International students make up 15 percent of the enrolled class, a 3 percentage point decrease from last year’s freshman class but in line with previous years’ totals. The number is closely aligned with the proportion of international students — 15.8 percent — recorded in matriculation data from May, which was shared with a small group of students in August.
The College’s yield rate for international students was more than 90 percent, with eight individuals choosing to defer, according to a Harvard press release. The stable matriculation numbers came despite a summer of clashes between Harvard and the White House over international student enrollment.
The Trump administration revoked Harvard’s Student and Exchange Visitor Program certification in May, threatening to halt its ability to enroll international students until a judge imposed a series of temporary blocks on the revocation.
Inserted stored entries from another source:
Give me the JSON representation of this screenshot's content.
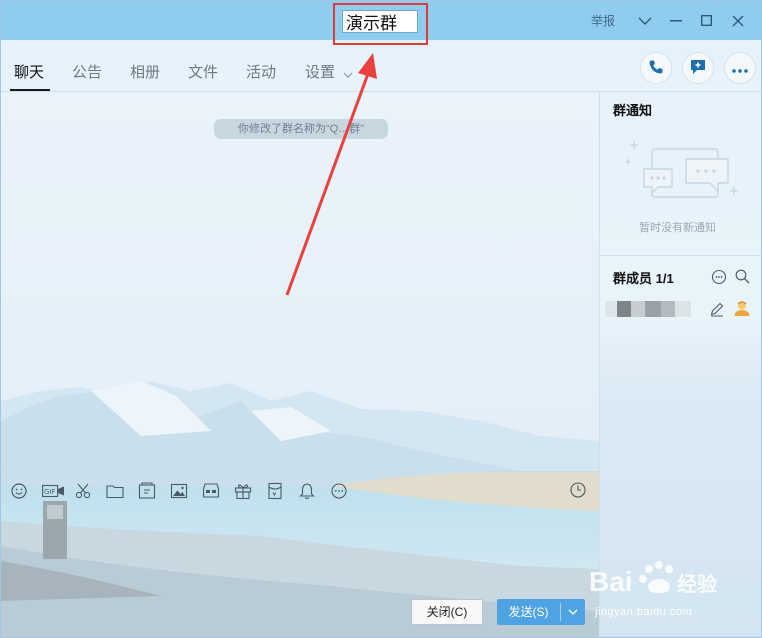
{
  "window": {
    "title_value": "演示群",
    "report_label": "举报"
  },
  "tabs": [
    "聊天",
    "公告",
    "相册",
    "文件",
    "活动",
    "设置"
  ],
  "chat": {
    "system_message": "你修改了群名称为“Q…群”"
  },
  "buttons": {
    "close_label": "关闭(C)",
    "send_label": "发送(S)"
  },
  "right_panel": {
    "notice_title": "群通知",
    "notice_empty": "暂时没有新通知",
    "members_title": "群成员 1/1"
  },
  "watermark": {
    "brand": "Bai du 经验",
    "url": "jingyan.baidu.com"
  },
  "colors": {
    "titlebar": "#8fccee",
    "accent_blue": "#4fa3e2",
    "annotation_red": "#e03a3a"
  },
  "icons": [
    "emoji-icon",
    "gif-icon",
    "scissors-icon",
    "folder-icon",
    "sticker-icon",
    "image-icon",
    "screen-share-icon",
    "gift-icon",
    "red-packet-icon",
    "bell-icon",
    "more-icon",
    "clock-icon",
    "phone-icon",
    "add-chat-icon",
    "ellipsis-icon",
    "search-icon",
    "edit-icon",
    "avatar-icon"
  ]
}
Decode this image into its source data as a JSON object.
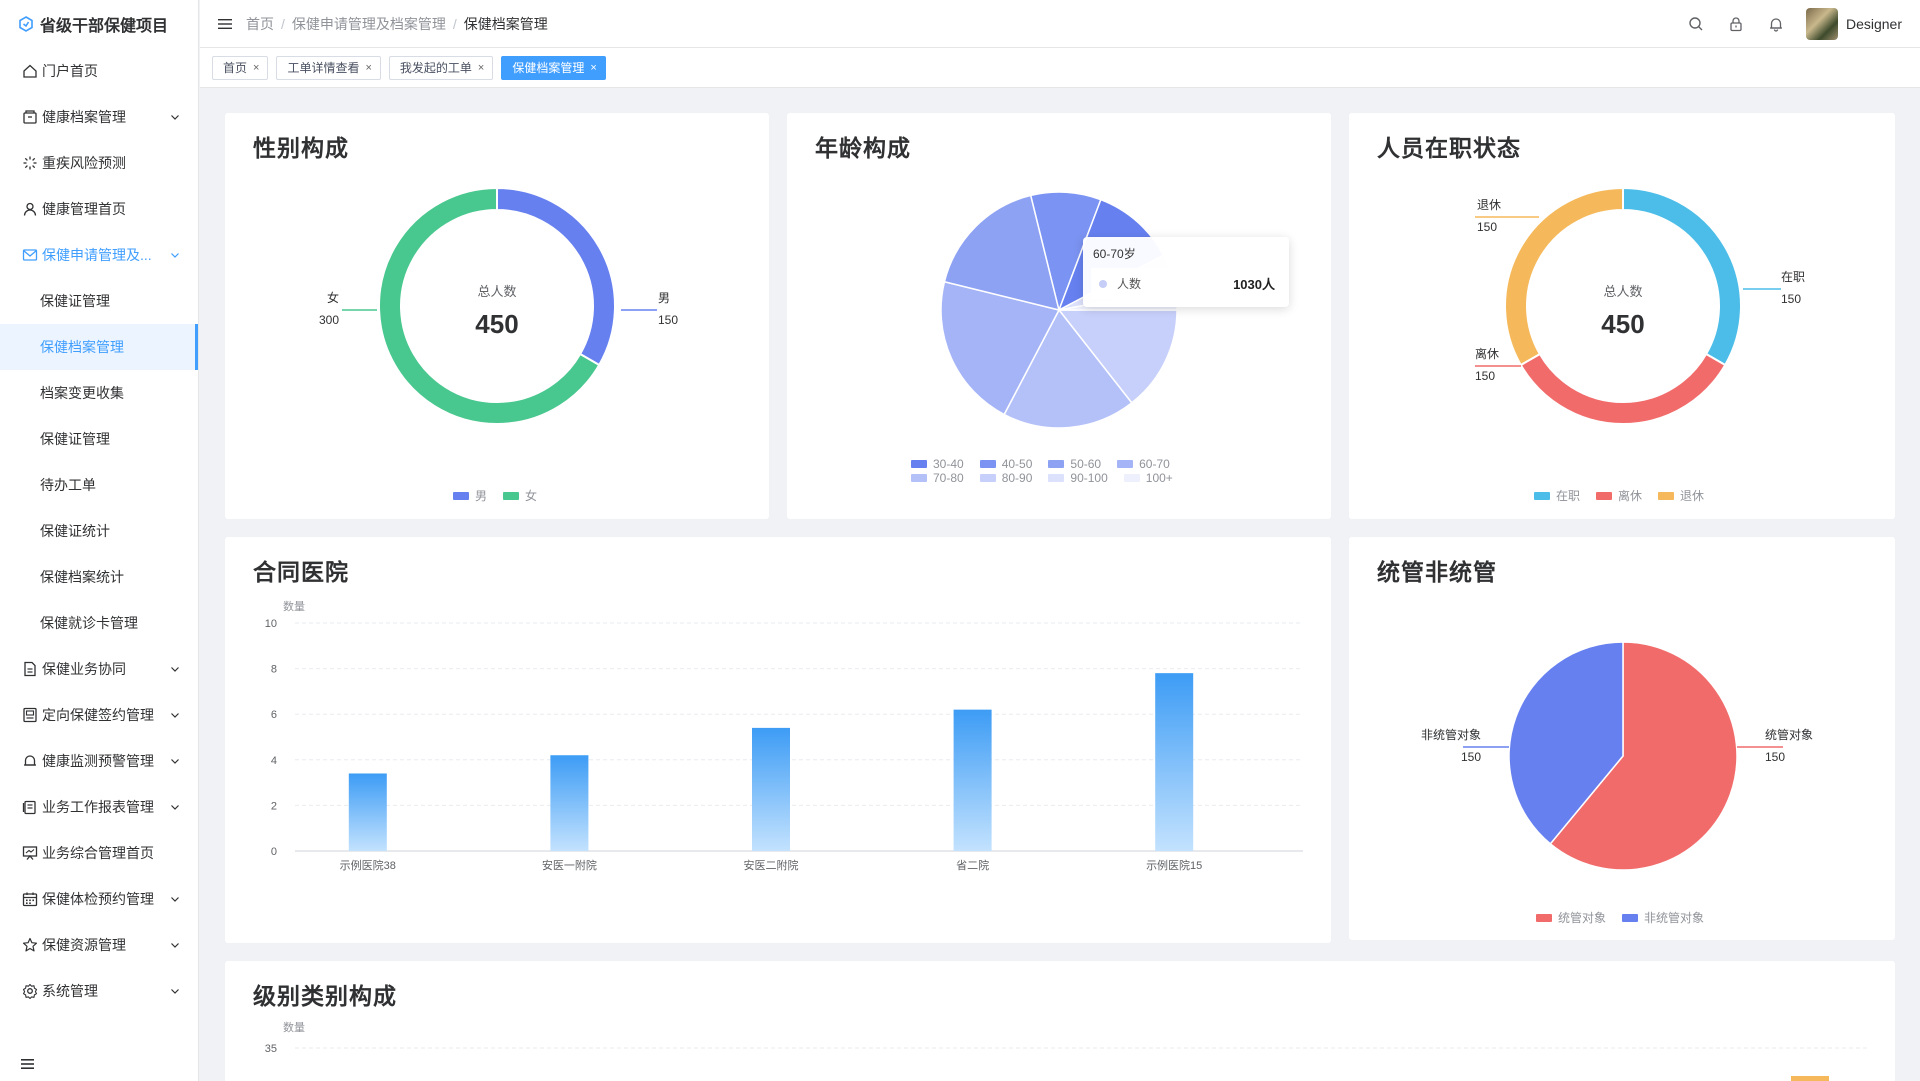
{
  "app": {
    "title": "省级干部保健项目"
  },
  "sidebar": {
    "items": [
      {
        "label": "门户首页",
        "icon": "home-icon",
        "has_children": false
      },
      {
        "label": "健康档案管理",
        "icon": "archive-icon",
        "has_children": true
      },
      {
        "label": "重疾风险预测",
        "icon": "loading-icon",
        "has_children": false
      },
      {
        "label": "健康管理首页",
        "icon": "user-icon",
        "has_children": false
      },
      {
        "label": "保健申请管理及...",
        "icon": "mail-icon",
        "has_children": true,
        "open": true
      }
    ],
    "sub_items": [
      {
        "label": "保健证管理",
        "active": false
      },
      {
        "label": "保健档案管理",
        "active": true
      },
      {
        "label": "档案变更收集",
        "active": false
      },
      {
        "label": "保健证管理",
        "active": false
      },
      {
        "label": "待办工单",
        "active": false
      },
      {
        "label": "保健证统计",
        "active": false
      },
      {
        "label": "保健档案统计",
        "active": false
      },
      {
        "label": "保健就诊卡管理",
        "active": false
      }
    ],
    "items_after": [
      {
        "label": "保健业务协同",
        "icon": "document-icon"
      },
      {
        "label": "定向保健签约管理",
        "icon": "contract-icon"
      },
      {
        "label": "健康监测预警管理",
        "icon": "bell-icon"
      },
      {
        "label": "业务工作报表管理",
        "icon": "report-icon"
      },
      {
        "label": "业务综合管理首页",
        "icon": "presentation-icon",
        "no_chevron": true
      },
      {
        "label": "保健体检预约管理",
        "icon": "calendar-icon"
      },
      {
        "label": "保健资源管理",
        "icon": "star-icon"
      },
      {
        "label": "系统管理",
        "icon": "settings-icon"
      }
    ]
  },
  "header": {
    "breadcrumb": [
      "首页",
      "保健申请管理及档案管理",
      "保健档案管理"
    ],
    "username": "Designer"
  },
  "tags": [
    {
      "label": "首页",
      "active": false
    },
    {
      "label": "工单详情查看",
      "active": false
    },
    {
      "label": "我发起的工单",
      "active": false
    },
    {
      "label": "保健档案管理",
      "active": true
    }
  ],
  "colors": {
    "accent": "#409eff",
    "male": "#6680f0",
    "female": "#48c78e",
    "employed": "#4bbde8",
    "resigned": "#f26b6b",
    "retired": "#f5b95b"
  },
  "cards": {
    "gender": {
      "title": "性别构成"
    },
    "age": {
      "title": "年龄构成"
    },
    "status": {
      "title": "人员在职状态"
    },
    "hospital": {
      "title": "合同医院"
    },
    "managed": {
      "title": "统管非统管"
    },
    "level": {
      "title": "级别类别构成"
    }
  },
  "tooltip": {
    "title": "60-70岁",
    "label": "人数",
    "value": "1030人"
  },
  "chart_data": [
    {
      "type": "pie",
      "variant": "donut",
      "title": "性别构成",
      "center_label": "总人数",
      "center_value": "450",
      "slices": [
        {
          "name": "男",
          "value": 150,
          "color": "#6680f0"
        },
        {
          "name": "女",
          "value": 300,
          "color": "#48c78e"
        }
      ],
      "legend": [
        "男",
        "女"
      ]
    },
    {
      "type": "pie",
      "title": "年龄构成",
      "slices": [
        {
          "name": "30-40",
          "value": 12,
          "color": "#6680f0"
        },
        {
          "name": "40-50",
          "value": 10,
          "color": "#7b93f2"
        },
        {
          "name": "50-60",
          "value": 18,
          "color": "#8ea2f4"
        },
        {
          "name": "60-70",
          "value": 22,
          "color": "#a5b4f7"
        },
        {
          "name": "70-80",
          "value": 19,
          "color": "#b4c1f8"
        },
        {
          "name": "80-90",
          "value": 15,
          "color": "#c7d0fa"
        },
        {
          "name": "90-100",
          "value": 5,
          "color": "#dde2fc"
        },
        {
          "name": "100+",
          "value": 3,
          "color": "#eef0fd"
        }
      ],
      "legend": [
        "30-40",
        "40-50",
        "50-60",
        "60-70",
        "70-80",
        "80-90",
        "90-100",
        "100+"
      ]
    },
    {
      "type": "pie",
      "variant": "donut",
      "title": "人员在职状态",
      "center_label": "总人数",
      "center_value": "450",
      "slices": [
        {
          "name": "在职",
          "value": 150,
          "color": "#4bbde8"
        },
        {
          "name": "离休",
          "value": 150,
          "color": "#f26b6b"
        },
        {
          "name": "退休",
          "value": 150,
          "color": "#f5b95b"
        }
      ],
      "legend": [
        "在职",
        "离休",
        "退休"
      ]
    },
    {
      "type": "bar",
      "title": "合同医院",
      "ylabel": "数量",
      "categories": [
        "示例医院38",
        "安医一附院",
        "安医二附院",
        "省二院",
        "示例医院15"
      ],
      "values": [
        3.4,
        4.2,
        5.4,
        6.2,
        7.8
      ],
      "ylim": [
        0,
        10
      ],
      "yticks": [
        0,
        2,
        4,
        6,
        8,
        10
      ],
      "grid": true
    },
    {
      "type": "pie",
      "title": "统管非统管",
      "slices": [
        {
          "name": "统管对象",
          "value": 150,
          "color": "#f26b6b"
        },
        {
          "name": "非统管对象",
          "value": 150,
          "color": "#6680f0"
        }
      ],
      "legend": [
        "统管对象",
        "非统管对象"
      ]
    },
    {
      "type": "bar",
      "title": "级别类别构成",
      "ylabel": "数量",
      "yticks": [
        35
      ],
      "grid": true
    }
  ]
}
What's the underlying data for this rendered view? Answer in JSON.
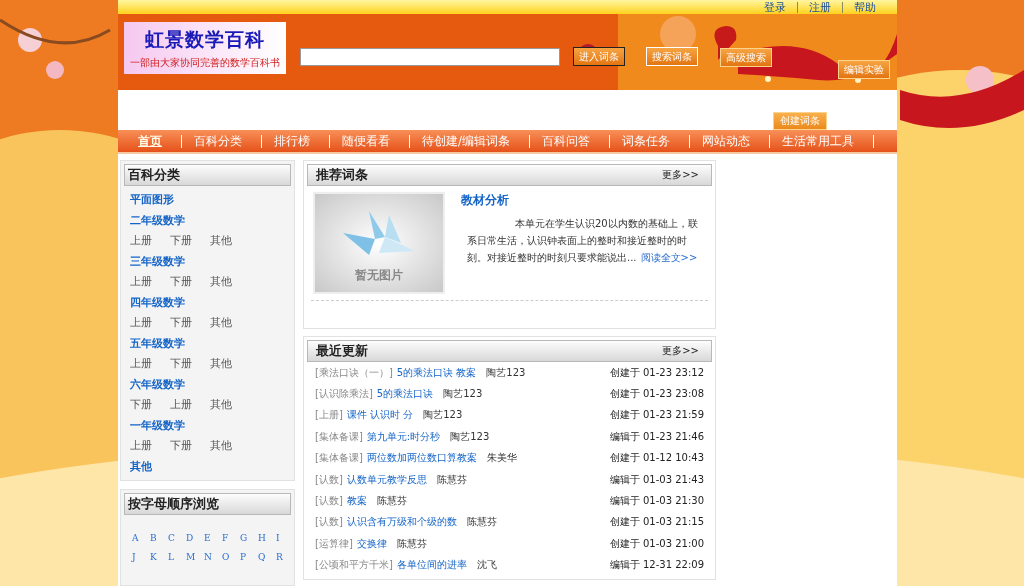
{
  "top_links": [
    "登录",
    "注册",
    "帮助"
  ],
  "logo": {
    "title": "虹景数学百科",
    "subtitle": "一部由大家协同完善的数学百科书"
  },
  "search": {
    "buttons": [
      "进入词条",
      "搜索词条",
      "高级搜索"
    ]
  },
  "edit_button": "编辑实验",
  "create_button": "创建词条",
  "nav": [
    {
      "label": "首页",
      "selected": true
    },
    {
      "label": "百科分类",
      "selected": false
    },
    {
      "label": "排行榜",
      "selected": false
    },
    {
      "label": "随便看看",
      "selected": false
    },
    {
      "label": "待创建/编辑词条",
      "selected": false
    },
    {
      "label": "百科问答",
      "selected": false
    },
    {
      "label": "词条任务",
      "selected": false
    },
    {
      "label": "网站动态",
      "selected": false
    },
    {
      "label": "生活常用工具",
      "selected": false
    }
  ],
  "categories": {
    "title": "百科分类",
    "groups": [
      {
        "name": "平面图形"
      },
      {
        "name": "二年级数学",
        "children": [
          "上册",
          "下册",
          "其他"
        ]
      },
      {
        "name": "三年级数学",
        "children": [
          "上册",
          "下册",
          "其他"
        ]
      },
      {
        "name": "四年级数学",
        "children": [
          "上册",
          "下册",
          "其他"
        ]
      },
      {
        "name": "五年级数学",
        "children": [
          "上册",
          "下册",
          "其他"
        ]
      },
      {
        "name": "六年级数学",
        "children": [
          "下册",
          "上册",
          "其他"
        ]
      },
      {
        "name": "一年级数学",
        "children": [
          "上册",
          "下册",
          "其他"
        ]
      },
      {
        "name": "其他"
      }
    ]
  },
  "alphabet": {
    "title": "按字母顺序浏览",
    "letters": [
      "A",
      "B",
      "C",
      "D",
      "E",
      "F",
      "G",
      "H",
      "I",
      "J",
      "K",
      "L",
      "M",
      "N",
      "O",
      "P",
      "Q",
      "R"
    ]
  },
  "recommended": {
    "title": "推荐词条",
    "more": "更多>>",
    "image_text": "暂无图片",
    "entry_title": "教材分析",
    "summary": "本单元在学生认识20以内数的基础上，联系日常生活，认识钟表面上的整时和接近整时的时刻。对接近整时的时刻只要求能说出...",
    "read_more": "阅读全文>>"
  },
  "recent": {
    "title": "最近更新",
    "more": "更多>>",
    "rows": [
      {
        "category": "[乘法口诀（一）]",
        "entry": "5的乘法口诀 教案",
        "author": "陶艺123",
        "updated": "创建于 01-23 23:12"
      },
      {
        "category": "[认识除乘法]",
        "entry": "5的乘法口诀",
        "author": "陶艺123",
        "updated": "创建于 01-23 23:08"
      },
      {
        "category": "[上册]",
        "entry": "课件 认识时 分",
        "author": "陶艺123",
        "updated": "创建于 01-23 21:59"
      },
      {
        "category": "[集体备课]",
        "entry": "第九单元:时分秒",
        "author": "陶艺123",
        "updated": "编辑于 01-23 21:46"
      },
      {
        "category": "[集体备课]",
        "entry": "两位数加两位数口算教案",
        "author": "朱美华",
        "updated": "创建于 01-12 10:43"
      },
      {
        "category": "[认数]",
        "entry": "认数单元教学反思",
        "author": "陈慧芬",
        "updated": "编辑于 01-03 21:43"
      },
      {
        "category": "[认数]",
        "entry": "教案",
        "author": "陈慧芬",
        "updated": "编辑于 01-03 21:30"
      },
      {
        "category": "[认数]",
        "entry": "认识含有万级和个级的数",
        "author": "陈慧芬",
        "updated": "创建于 01-03 21:15"
      },
      {
        "category": "[运算律]",
        "entry": "交换律",
        "author": "陈慧芬",
        "updated": "创建于 01-03 21:00"
      },
      {
        "category": "[公顷和平方千米]",
        "entry": "各单位间的进率",
        "author": "沈飞",
        "updated": "编辑于 12-31 22:09"
      }
    ]
  }
}
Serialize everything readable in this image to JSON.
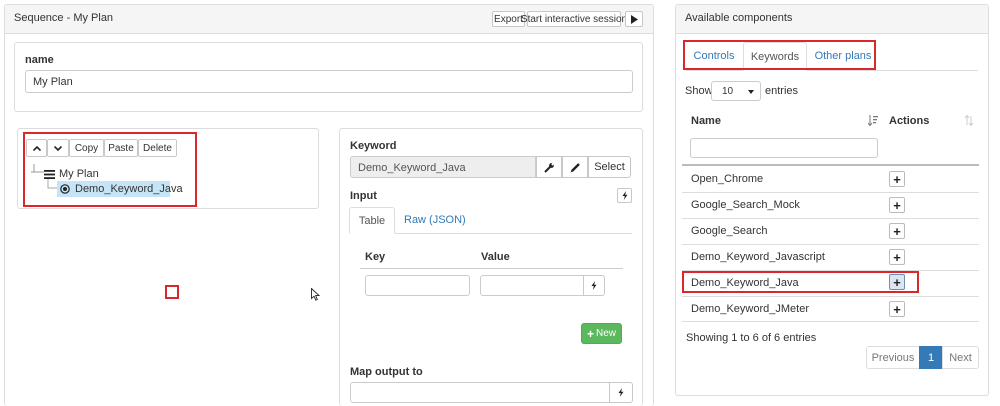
{
  "sequence": {
    "title": "Sequence - My Plan",
    "export_label": "Export",
    "start_session_label": "Start interactive session",
    "run_icon": "play-icon"
  },
  "plan_name": {
    "label": "name",
    "value": "My Plan"
  },
  "tree_toolbar": {
    "up_icon": "chevron-up-icon",
    "down_icon": "chevron-down-icon",
    "copy_label": "Copy",
    "paste_label": "Paste",
    "delete_label": "Delete"
  },
  "tree": {
    "root_label": "My Plan",
    "child_label": "Demo_Keyword_Java",
    "selected_color": "#c5e5f7"
  },
  "keyword": {
    "label": "Keyword",
    "value": "Demo_Keyword_Java",
    "select_label": "Select"
  },
  "input_section": {
    "label": "Input",
    "tabs": [
      "Table",
      "Raw (JSON)"
    ],
    "active_tab": "Table",
    "columns": [
      "Key",
      "Value"
    ],
    "new_label": "New",
    "new_button_color": "#5cb85c"
  },
  "map_output": {
    "label": "Map output to"
  },
  "components": {
    "title": "Available components",
    "tabs": [
      "Controls",
      "Keywords",
      "Other plans"
    ],
    "active_tab": "Keywords",
    "show_label": "Show",
    "entries_value": "10",
    "entries_label": "entries",
    "columns": [
      "Name",
      "Actions"
    ],
    "rows": [
      "Open_Chrome",
      "Google_Search_Mock",
      "Google_Search",
      "Demo_Keyword_Javascript",
      "Demo_Keyword_Java",
      "Demo_Keyword_JMeter"
    ],
    "info": "Showing 1 to 6 of 6 entries",
    "pagination": {
      "previous": "Previous",
      "current": "1",
      "next": "Next"
    },
    "accent_color": "#337ab7"
  },
  "highlight_color": "#d9272e"
}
The State Department also stepped up screening of international students arriving at Harvard, and Trump also tried to prevent international students from entering the U.S. on Harvard-sponsored visas — another move that was swiftly halted in court.
At least one admitted Harvard freshman was unable to join her peers because of a separate entry ban imposed by the Trump administration on 12 countries.
Amid the uncertainty, Harvard took the unprecedented step of offering admitted international students the ability to accept a place at a non-American university along with their Harvard slot. Harvard also extended waitlist admissions past the traditional June 30 deadline, citing uncertainty over international students’ status.
In total, Harvard admitted 75 students off the waitlist, compared to 41 students last year and 27 the year before. Harvard College admissions director Joy St. John told some students in August that Harvard had admitted about 25 to 30 additional applicants off the waitlist.
When they submitted their applications, 12.1 percent of current first-years intended to study the humanities, 25.2 percent engineering, 26.7 percent natural sciences, 34.5 percent social sciences, and 0.4 percent a special concentration.
The Class of 2029 is also the first class admitted since Harvard expanded its financial aid offerings to provide free tuition to students from families making less than $200,000 per year. Forty-five percent of this year’s freshmen class is attending Harvard tuition-free, with more than half of those students receiving full financial aid that also covers room and board.
Harvard did not report the overall percentage of students receiving financial aid from the University. Twenty percent of incoming freshmen are first-generation college students, and 21 percent are estimated to be eligible for federal Pell grants.
“Even amid shifting economic realities, our commitment to access and opportunity remains unwavering. That nearly half of this class will attend Harvard tuition-free fills me with immense pride and optimism for the future they will help shape,” Faculty of Arts and Sciences Dean Hopi E. Hoekstra wrote in Thursday’s press release.